Billed as "factual TV", TV One's one-off series Descent From Disaster is effectively six separate documentaries about New Zealand's worst disasters. So far they've screened the 1894 sinking of the S.S. Wairarapa, the 1943 Hyde train crash, the 1963 Kaimai plane crash, and the 1967 Strongman mine explosion. Tuesday night's episode probes the deadliest disaster in New Zealand's history: the 1931 earthquake that destroyed Napier, badly damaged Hastings, killed 286, and injured thousands.
A "prominent New Zealander" presents one episode each, and this time it's Gary McCormick. He's a good choice. Not only has he endured the Christchurch quakes and their aftermath, but his mother Dawn McCormick (nee Mudgway) was very nearly killed at age 5 by the 1931 quake - and, happily, is still here to tell her son about it.

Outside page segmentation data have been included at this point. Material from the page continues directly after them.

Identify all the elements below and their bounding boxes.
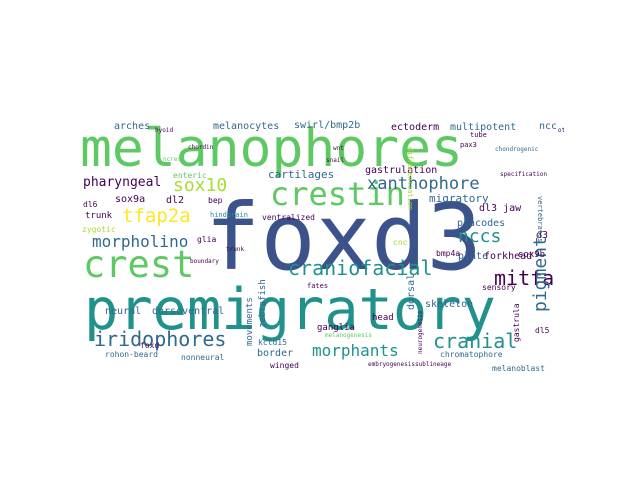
- word-pigment: pigment: [530, 236, 551, 312]
- word-cartilages: cartilages: [268, 168, 335, 181]
- word-cloud: foxd3 premigratory melanophores crestin …: [80, 114, 564, 376]
- word-snail: snail: [326, 157, 345, 164]
- word-winged: winged: [270, 361, 299, 370]
- word-head: head: [372, 313, 394, 323]
- word-d3: d3: [536, 230, 549, 241]
- word-swirl-bmp2b: swirl/bmp2b: [294, 120, 361, 131]
- word-vertebrates: vertebrates: [536, 196, 544, 243]
- word-kctd15: kctd15: [258, 338, 287, 347]
- word-crestin: crestin: [270, 175, 405, 213]
- word-arches: arches: [114, 121, 151, 132]
- word-melanogenesis: melanogenesis: [325, 332, 372, 339]
- word-sublineage: sublineage: [415, 361, 452, 368]
- word-rohon-beard: rohon-beard: [105, 350, 158, 359]
- word-foxd: foxd: [140, 341, 160, 350]
- word-ncrest: ncrest: [163, 156, 185, 163]
- word-zebrafish: zebrafish: [258, 279, 268, 328]
- word-neurogenesis: neurogenesis: [417, 310, 424, 354]
- word-dorsal: dorsal: [406, 273, 417, 310]
- word-tfap2a: tfap2a: [122, 205, 191, 227]
- word-border: border: [257, 348, 294, 359]
- word-pharyngeal: pharyngeal: [83, 175, 162, 190]
- word-morphants: morphants: [312, 341, 399, 360]
- word-chondrogenic: chondrogenic: [495, 146, 539, 153]
- word-enteric: enteric: [173, 171, 207, 180]
- word-multipotent: multipotent: [450, 122, 517, 133]
- word-ventralized: ventralized: [262, 213, 315, 222]
- word-placodes: placodes: [457, 218, 506, 229]
- word-melanocytes: melanocytes: [213, 121, 280, 132]
- word-ncc: ncc: [539, 121, 558, 132]
- word-neural: neural: [105, 306, 142, 317]
- word-cnc: cnc: [393, 238, 408, 247]
- word-pax3: pax3: [460, 141, 477, 149]
- word-foxd3: foxd3: [205, 184, 482, 291]
- word-otic: otic: [558, 127, 564, 134]
- word-specification: specification: [500, 171, 547, 178]
- word-premigratory: premigratory: [84, 277, 496, 343]
- word-crest: crest: [83, 243, 195, 286]
- word-ectoderm: ectoderm: [391, 122, 440, 133]
- word-sox9a: sox9a: [115, 194, 146, 205]
- word-bep: bep: [208, 196, 223, 205]
- word-zygotic: zygotic: [82, 225, 116, 234]
- word-wnt: wnt: [333, 145, 344, 152]
- word-hyoid: hyoid: [155, 127, 174, 134]
- word-ganglia: ganglia: [317, 323, 355, 333]
- word-boundary: boundary: [190, 258, 219, 265]
- word-differentiation: differentiation: [406, 147, 414, 211]
- word-cranial: cranial: [433, 329, 518, 353]
- word-gastrula: gastrula: [512, 303, 521, 342]
- word-craniofacial: craniofacial: [288, 256, 433, 280]
- word-glia: glia: [197, 235, 217, 244]
- word-trunk-small: trunk: [226, 246, 245, 253]
- word-dl2: dl2: [166, 195, 185, 206]
- word-melanophores: melanophores: [80, 118, 463, 179]
- word-xanthophore: xanthophore: [367, 174, 480, 194]
- word-dl3-jaw: dl3 jaw: [479, 203, 522, 214]
- word-migratory: migratory: [429, 192, 489, 205]
- word-nccs: nccs: [458, 226, 502, 247]
- word-gastrulation: gastrulation: [365, 165, 438, 176]
- word-iridophores: iridophores: [94, 327, 227, 351]
- word-sox9b: sox9b: [518, 250, 546, 260]
- word-plate: plate: [458, 251, 489, 262]
- word-chromatophore: chromatophore: [440, 350, 503, 359]
- word-trunk: trunk: [85, 211, 113, 221]
- word-hindbrain: hindbrain: [210, 211, 248, 219]
- word-dorsoventral: dorsoventral: [152, 306, 225, 317]
- word-embryogenesis: embryogenesis: [368, 361, 415, 368]
- word-sox10: sox10: [173, 175, 228, 196]
- word-bmp4a: bmp4a: [436, 249, 461, 258]
- word-skeleton: skeleton: [425, 299, 474, 310]
- word-morpholino: morpholino: [92, 232, 189, 251]
- word-mitfa: mitfa: [494, 266, 555, 290]
- word-forkhead: forkhead: [484, 251, 533, 262]
- word-melanoblast: melanoblast: [492, 364, 545, 373]
- word-chordin: chordin: [188, 144, 214, 151]
- word-fates: fates: [307, 282, 329, 290]
- word-dl6: dl6: [83, 200, 98, 209]
- word-movements: movements: [245, 297, 255, 346]
- word-sensory: sensory: [482, 283, 516, 292]
- word-tube: tube: [470, 131, 487, 139]
- word-nonneural: nonneural: [181, 353, 225, 362]
- word-dl5: dl5: [535, 326, 550, 335]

It's no easy task to create 48 minutes of TV footage about something that happened 80-plus years ago, even with funding from New Zealand On Air's Platinum Fund. But Screentime, a leading local production company, makes it look easy. In dramatic reconstructions, actors play the parts of Hawke's Bay people caught in the quake: Dawn and her mother, a hospital patient, a hotel proprietor, a thief, a photographer, a newspaper boss, a priest-in-training. These dramatised scenes - all tweed suits, muted colours, dappled light and trembling teacups - are knitted to McCormick's interviews with the descendants of the various characters. This focus on individuals brings a human face to the disaster, reminding us that these were just regular people going about their day.
One story stands out. Former soldier Mervyn Bergrenn, 23, was in the Napier courthouse awaiting his trial for petty theft and breaking-and-entering when the quake struck. He dashed across the road, where he climbed into a caved-in hospital and rescued first a man (who turned out to be tobacco magnate Gerhard Husheer) then a woman. His heroism meant he didn't get much jail time. Eighty-two years later, Screentime tracks down Bergrenn's greying son and daughter, whose father died when they were kids.